Circulating GH levels are altered in Cry^–/– males. A, box plots of circulating GH levels measured in trunk blood randomly collected between ZT2 and ZT8 from wild type (WT, solid boxes with median in white, n = 30 males and 30 females) and Cry^–/– mice (open boxes with median in black, n = 20 males and 30 females) of each sex. Individual values outside 90% of the population distributions are plotted as black circles. The median values of the four groups are significantly different (p < 0.05, Kruskal-Wallis test). **, p < 0.01 between wild type and Cry^–/– males (Dunn's multiple comparison test).
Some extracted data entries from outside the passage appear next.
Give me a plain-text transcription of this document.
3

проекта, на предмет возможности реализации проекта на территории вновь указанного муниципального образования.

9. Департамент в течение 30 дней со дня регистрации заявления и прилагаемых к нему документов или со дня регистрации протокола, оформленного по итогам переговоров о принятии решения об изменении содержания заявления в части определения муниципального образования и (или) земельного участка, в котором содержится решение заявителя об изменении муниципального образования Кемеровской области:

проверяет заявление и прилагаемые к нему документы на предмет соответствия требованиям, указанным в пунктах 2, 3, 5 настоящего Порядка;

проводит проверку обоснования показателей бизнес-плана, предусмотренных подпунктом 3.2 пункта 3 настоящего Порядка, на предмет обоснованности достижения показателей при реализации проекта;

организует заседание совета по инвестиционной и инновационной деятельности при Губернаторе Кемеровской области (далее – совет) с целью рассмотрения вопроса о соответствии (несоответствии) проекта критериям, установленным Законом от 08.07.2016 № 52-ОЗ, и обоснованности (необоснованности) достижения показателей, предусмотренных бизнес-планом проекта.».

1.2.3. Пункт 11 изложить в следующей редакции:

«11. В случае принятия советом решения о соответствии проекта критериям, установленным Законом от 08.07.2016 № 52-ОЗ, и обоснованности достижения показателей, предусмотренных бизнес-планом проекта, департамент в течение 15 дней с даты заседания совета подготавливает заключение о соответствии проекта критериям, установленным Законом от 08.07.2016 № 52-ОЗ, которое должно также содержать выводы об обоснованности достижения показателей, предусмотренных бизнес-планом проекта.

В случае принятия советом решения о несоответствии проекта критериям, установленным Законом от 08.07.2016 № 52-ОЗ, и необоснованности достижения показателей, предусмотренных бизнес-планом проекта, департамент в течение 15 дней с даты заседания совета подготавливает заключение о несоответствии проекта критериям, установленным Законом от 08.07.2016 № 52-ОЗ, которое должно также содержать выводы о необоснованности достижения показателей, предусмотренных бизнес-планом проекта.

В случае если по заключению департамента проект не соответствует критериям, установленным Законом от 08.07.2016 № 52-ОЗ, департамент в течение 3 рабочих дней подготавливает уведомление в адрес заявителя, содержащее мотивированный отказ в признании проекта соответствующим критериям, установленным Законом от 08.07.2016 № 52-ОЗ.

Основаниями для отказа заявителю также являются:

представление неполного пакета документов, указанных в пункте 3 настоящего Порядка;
B, the total amount of GH was quantified from whole pituitary glands of Cry^–/– (open circles) and control (solid circles) males and females. The inactivation of Cry genes has no effect on average GH levels (p = 0.20 and p = 0.15 for control versus Cry^–/– mice in males and females, respectively, Mann-Whitney U test). C, expression levels of genes involved in GH signaling were measured in the liver from mice used in Fig. 1. RNA levels are graphed as means ± S.E., n = 3–4 for each series. The global statistical significance by two-way ANOVA is p < 0.001 and p < 0.05 between males of both genotypes for Ghr and Igfbp3, respectively. No significant alteration was found for Igf1 in Cry^–/– males as compared with controls. Ghr, GH receptor.

FIGURE 5.

Aged male mice have a feminized liver gene pattern. Livers of 8-week-old (solid bars) and 2-year-old (open bars) C57BL/6 male mice were collected between ZT2 and ZT4. Sex-specific liver genes show a feminization of their expression level in aged males. Relative RNA levels are graphed as means ± S.E., n = 5 animals in each condition. **, p < 0.01 and *, p < 0.05, Mann-Whitney U test.

FIGURE 6.

Patterned GH pulses reverse the feminized phenotype of Cry^–/– males. Liver gene expression was assessed at ZT4 in Cry^–/– males that received two subcutaneous injections a day, at ZT0 and ZT12 during 1 week, of saline (n = 4), 50 μg of highly purified pituitary bovine GH (bGH, n = 5), or 50 ng of octreotide (n = 5), and untreated control males (n = 5). Both hormonal treatments restored a control-like expression pattern in the liver of Cry^–/– males. **, p < 0.01 and *, p < 0.05 as compared with NaCl, Mann-Whitney U test. WT, wild type.